As we write in the Stochastic Parrots paper:
The ersatz fluency and coherence of LMs raises several risks, precisely because humans are prepared to interpret strings belonging to languages they speak as meaningful and corresponding to the communicative intent of some individual or group of individuals who have accountability for what is said. (p.617)
User interfaces, if well designed, should be transparent in the sense of providing the user with clear information about what the system can reliably do. Even if there is some thin kind of technical “understanding” in e.g. a text/image model, the fact that it’s using our language at all will send misleading signals about what is actually going on, so long as we relate to language as we always do (and I don’t see how we can avoid doing so).
This one stands out because it tends to come from other folks who are critical of “AI” but are impatient with criticism that doesn’t come from their own lens. Of course the phrase stochastic parrots isn’t a sociological critique of the way these systems are being used by corporations (and governments) to discipline labor and centralize power. It seems like a category error to ask that of a phrase coined to try to make vivid the basic functionality of the software. If you want sociological analysis, I recommend The AI Con, co-authored with a sociologist (the amazing Dr. Alex Hanna).
I came up with this phrase as we were writing the paper, and then wondered if I had heard it somewhere. As of early October 2020, a Google search for “stochastic parrot” provided 0 hits. I also asked around on social media. It turns out there are two quasi-antecedents:
In a Daily Nous post from July 2020 (which I had not read prior to my coinage), Regina Rini writes:
So long as we get what we came for — directions to the dispensary, an arousing flame war, some freshly dank memes — then we won’t bother testing whether our interlocutor is a fellow human or an all-electronic statistical parrot.
That’s the shape of things to come. GPT-3 feasts on the corpus of online discourse and converts its carrion calories into birds of our feather.
The more direct inspiration for me was an email from Stuart Russell in September 2020 to Alexander Koller and I about our ACL 2020 paper (the one with the octopus thought experiment):
I have been watching with increasing disbelief as the NLP community becomes more and more enamored of its randomized parrots. The paper is a breath of sanity.

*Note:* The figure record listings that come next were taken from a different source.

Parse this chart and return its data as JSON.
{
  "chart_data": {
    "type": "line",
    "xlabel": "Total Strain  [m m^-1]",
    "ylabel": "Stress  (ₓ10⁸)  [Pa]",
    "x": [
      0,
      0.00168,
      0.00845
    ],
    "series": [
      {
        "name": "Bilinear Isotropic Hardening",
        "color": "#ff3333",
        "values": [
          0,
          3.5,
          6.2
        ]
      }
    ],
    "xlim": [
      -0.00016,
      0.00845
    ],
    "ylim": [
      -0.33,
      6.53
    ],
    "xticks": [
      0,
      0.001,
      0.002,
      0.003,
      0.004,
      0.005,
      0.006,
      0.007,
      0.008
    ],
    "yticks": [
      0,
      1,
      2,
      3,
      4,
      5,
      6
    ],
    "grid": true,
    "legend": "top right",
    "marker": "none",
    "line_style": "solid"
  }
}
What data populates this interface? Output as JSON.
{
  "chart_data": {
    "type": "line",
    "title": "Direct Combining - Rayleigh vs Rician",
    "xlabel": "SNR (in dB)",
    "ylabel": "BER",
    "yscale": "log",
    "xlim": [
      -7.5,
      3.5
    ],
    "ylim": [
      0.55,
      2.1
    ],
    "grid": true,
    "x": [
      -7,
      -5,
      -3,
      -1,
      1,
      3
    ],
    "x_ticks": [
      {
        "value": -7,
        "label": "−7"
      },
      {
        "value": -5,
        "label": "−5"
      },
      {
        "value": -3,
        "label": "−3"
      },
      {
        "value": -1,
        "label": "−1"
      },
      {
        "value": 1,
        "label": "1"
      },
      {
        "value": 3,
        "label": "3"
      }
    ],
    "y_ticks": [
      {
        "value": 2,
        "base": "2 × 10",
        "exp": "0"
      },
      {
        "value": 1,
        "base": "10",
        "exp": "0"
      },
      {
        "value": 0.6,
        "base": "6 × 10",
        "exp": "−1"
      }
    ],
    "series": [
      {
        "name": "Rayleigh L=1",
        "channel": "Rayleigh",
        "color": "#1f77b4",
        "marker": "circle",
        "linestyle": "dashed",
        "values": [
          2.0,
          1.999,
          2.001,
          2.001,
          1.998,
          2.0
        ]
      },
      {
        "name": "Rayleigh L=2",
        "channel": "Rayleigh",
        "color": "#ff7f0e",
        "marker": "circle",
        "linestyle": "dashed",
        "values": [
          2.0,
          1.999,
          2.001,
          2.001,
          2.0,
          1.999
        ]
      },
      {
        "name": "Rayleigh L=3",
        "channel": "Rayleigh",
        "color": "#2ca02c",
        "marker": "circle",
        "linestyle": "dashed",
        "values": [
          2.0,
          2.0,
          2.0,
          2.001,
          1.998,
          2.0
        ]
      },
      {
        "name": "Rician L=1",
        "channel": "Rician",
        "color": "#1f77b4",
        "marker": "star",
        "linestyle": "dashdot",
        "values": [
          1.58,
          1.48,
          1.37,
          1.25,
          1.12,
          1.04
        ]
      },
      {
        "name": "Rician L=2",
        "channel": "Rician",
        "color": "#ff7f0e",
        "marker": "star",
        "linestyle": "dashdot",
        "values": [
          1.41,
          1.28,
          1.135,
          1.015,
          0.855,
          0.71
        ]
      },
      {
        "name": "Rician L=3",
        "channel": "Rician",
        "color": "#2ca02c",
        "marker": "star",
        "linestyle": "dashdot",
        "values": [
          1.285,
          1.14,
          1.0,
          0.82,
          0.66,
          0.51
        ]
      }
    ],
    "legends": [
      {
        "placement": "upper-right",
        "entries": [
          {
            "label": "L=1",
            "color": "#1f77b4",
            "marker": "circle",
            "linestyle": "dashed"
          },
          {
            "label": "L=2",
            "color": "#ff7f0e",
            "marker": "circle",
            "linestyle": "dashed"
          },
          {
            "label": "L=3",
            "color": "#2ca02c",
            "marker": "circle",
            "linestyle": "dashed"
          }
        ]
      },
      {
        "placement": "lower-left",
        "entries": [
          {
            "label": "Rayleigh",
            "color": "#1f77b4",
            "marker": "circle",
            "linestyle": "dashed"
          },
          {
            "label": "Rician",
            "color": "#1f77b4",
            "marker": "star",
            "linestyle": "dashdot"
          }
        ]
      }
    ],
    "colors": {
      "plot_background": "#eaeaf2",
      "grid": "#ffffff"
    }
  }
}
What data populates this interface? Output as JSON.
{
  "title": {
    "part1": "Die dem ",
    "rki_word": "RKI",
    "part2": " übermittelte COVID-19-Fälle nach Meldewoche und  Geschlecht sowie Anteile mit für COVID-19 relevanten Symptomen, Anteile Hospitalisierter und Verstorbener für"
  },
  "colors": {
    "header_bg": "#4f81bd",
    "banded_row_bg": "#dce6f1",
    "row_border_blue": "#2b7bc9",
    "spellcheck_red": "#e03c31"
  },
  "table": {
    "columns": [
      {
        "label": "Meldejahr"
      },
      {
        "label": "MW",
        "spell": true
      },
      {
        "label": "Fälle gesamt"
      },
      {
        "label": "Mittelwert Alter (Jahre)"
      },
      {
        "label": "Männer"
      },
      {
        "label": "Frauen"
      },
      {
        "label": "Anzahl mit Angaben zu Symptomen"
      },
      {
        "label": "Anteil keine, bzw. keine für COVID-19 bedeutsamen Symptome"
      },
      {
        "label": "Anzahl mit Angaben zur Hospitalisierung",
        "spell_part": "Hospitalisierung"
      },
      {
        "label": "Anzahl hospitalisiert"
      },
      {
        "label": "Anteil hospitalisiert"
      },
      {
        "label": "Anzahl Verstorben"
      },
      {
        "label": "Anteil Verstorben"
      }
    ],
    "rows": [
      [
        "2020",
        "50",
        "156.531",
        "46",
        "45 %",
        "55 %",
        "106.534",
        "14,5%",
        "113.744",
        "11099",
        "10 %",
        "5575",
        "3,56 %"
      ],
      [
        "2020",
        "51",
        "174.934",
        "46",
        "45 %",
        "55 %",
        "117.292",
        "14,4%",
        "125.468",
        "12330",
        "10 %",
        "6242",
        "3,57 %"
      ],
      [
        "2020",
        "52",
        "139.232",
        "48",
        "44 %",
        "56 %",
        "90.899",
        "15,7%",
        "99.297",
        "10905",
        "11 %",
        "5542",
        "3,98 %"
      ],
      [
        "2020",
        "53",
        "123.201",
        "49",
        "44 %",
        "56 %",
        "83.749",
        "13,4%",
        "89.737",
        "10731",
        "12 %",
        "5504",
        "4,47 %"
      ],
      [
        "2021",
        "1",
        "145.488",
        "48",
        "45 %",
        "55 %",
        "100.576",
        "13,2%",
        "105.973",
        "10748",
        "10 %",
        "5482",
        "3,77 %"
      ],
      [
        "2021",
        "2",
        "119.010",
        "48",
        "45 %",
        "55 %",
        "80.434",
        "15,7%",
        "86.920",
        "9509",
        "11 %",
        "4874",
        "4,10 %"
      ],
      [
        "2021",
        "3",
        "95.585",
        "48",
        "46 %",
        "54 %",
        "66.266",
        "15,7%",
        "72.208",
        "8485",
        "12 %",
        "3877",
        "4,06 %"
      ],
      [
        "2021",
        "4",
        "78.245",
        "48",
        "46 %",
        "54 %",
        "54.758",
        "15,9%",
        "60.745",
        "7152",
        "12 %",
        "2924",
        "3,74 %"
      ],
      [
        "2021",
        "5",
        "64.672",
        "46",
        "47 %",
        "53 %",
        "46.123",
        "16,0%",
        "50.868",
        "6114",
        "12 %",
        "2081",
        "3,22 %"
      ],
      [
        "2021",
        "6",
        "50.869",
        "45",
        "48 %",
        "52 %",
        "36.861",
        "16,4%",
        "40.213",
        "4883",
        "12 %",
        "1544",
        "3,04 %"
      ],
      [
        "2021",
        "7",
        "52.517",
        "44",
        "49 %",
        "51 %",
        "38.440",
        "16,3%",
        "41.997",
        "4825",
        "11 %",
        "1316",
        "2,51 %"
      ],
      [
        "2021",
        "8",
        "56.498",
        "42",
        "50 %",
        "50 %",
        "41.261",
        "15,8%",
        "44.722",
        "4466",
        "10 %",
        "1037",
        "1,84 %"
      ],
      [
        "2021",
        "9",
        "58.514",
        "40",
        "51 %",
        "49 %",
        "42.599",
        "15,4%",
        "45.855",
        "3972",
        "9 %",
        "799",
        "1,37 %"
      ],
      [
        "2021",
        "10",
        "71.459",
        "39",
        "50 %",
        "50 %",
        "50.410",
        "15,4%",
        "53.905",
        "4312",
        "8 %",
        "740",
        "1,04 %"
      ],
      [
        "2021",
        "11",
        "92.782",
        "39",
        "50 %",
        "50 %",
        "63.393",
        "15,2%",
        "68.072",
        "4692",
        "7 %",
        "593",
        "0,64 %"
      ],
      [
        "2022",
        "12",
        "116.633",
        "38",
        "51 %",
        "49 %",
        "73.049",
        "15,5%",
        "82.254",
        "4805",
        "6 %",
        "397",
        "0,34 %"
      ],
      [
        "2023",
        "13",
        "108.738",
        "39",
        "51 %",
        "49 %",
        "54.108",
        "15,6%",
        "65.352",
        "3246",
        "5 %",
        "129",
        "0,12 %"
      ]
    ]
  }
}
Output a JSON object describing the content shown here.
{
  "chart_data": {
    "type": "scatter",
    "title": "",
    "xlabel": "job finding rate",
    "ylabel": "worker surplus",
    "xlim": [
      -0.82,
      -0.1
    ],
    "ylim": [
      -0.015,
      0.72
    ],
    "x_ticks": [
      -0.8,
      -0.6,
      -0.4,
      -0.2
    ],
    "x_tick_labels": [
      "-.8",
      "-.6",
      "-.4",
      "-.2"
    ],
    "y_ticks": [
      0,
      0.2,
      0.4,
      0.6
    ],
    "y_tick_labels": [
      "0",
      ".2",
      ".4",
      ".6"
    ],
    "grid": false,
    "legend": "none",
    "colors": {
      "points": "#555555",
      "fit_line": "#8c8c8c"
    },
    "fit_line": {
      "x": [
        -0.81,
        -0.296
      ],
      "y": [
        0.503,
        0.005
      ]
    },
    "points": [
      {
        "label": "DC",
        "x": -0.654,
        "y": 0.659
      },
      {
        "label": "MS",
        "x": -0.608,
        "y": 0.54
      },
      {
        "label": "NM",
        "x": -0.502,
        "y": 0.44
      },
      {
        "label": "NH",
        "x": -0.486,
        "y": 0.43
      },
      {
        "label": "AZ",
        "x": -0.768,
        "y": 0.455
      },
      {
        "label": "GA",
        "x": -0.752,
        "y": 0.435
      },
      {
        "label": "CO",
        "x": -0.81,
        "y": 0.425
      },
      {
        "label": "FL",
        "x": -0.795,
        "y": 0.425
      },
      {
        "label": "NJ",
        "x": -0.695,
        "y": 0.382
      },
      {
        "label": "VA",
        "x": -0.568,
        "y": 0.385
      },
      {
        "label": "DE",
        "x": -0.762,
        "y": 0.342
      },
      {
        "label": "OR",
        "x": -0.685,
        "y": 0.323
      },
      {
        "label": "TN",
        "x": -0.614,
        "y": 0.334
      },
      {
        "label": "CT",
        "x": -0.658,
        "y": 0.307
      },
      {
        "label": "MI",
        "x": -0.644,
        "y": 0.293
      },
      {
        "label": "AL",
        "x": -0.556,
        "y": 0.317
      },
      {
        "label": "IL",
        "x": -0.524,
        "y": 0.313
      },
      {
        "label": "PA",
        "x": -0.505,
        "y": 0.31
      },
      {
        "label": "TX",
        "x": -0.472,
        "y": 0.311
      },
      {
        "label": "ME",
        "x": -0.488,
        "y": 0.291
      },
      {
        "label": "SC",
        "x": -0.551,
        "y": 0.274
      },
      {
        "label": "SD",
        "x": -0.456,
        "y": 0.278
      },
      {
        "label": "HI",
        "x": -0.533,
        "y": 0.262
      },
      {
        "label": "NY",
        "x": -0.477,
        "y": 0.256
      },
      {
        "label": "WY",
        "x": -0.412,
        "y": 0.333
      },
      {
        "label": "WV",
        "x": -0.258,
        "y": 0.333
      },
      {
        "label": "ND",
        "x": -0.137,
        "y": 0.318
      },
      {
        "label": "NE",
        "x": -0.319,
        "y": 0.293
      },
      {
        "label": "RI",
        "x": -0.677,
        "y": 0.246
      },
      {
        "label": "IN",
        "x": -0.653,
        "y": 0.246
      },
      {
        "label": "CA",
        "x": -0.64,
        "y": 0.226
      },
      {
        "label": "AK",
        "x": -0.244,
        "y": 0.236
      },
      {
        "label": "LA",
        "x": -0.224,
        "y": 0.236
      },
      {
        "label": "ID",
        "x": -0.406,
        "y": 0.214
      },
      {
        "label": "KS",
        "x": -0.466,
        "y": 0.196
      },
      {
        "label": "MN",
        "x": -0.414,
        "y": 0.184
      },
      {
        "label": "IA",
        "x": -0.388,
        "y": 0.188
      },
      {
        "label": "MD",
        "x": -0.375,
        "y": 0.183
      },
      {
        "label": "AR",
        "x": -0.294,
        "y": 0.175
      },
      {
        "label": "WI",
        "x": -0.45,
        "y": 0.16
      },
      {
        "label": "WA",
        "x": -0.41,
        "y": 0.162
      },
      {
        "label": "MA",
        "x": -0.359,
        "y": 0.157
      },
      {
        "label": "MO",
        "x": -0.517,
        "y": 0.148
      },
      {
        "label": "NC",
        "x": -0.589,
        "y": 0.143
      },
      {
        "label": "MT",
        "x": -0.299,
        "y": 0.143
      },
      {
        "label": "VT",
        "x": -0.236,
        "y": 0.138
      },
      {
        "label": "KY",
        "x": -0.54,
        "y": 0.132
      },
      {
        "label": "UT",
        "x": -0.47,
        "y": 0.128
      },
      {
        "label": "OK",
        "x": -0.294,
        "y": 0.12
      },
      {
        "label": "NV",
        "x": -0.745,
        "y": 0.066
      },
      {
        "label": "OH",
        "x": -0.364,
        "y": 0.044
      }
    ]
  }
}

Once I made the connection, I emailed Russell to offer a footnote acknowledging it in the Stochastic Parrots paper (in October 2020, before the paper was publicly known). He declined.
On a related note, my view into the discourse sometimes turns up a “sour grapes” argument, wherein people think my motivation for “critiquing LLMs/‘AI’” (see above) is that I’m just salty because my work as a linguist (and more specifically on grammar engineering, which is a symbolic rather than statistical approach to natural language processing) is somehow upended or made obsolete by LLMs. I can promise you that it is still interesting and worthwhile to study how language works and how we work with language, and to use computers to do so. And in fact, the field of linguistics is particularly relevant in this moment, as a linguist’s eye view on language technology is desperately needed to help make wise decisions about how we do and don’t use these products.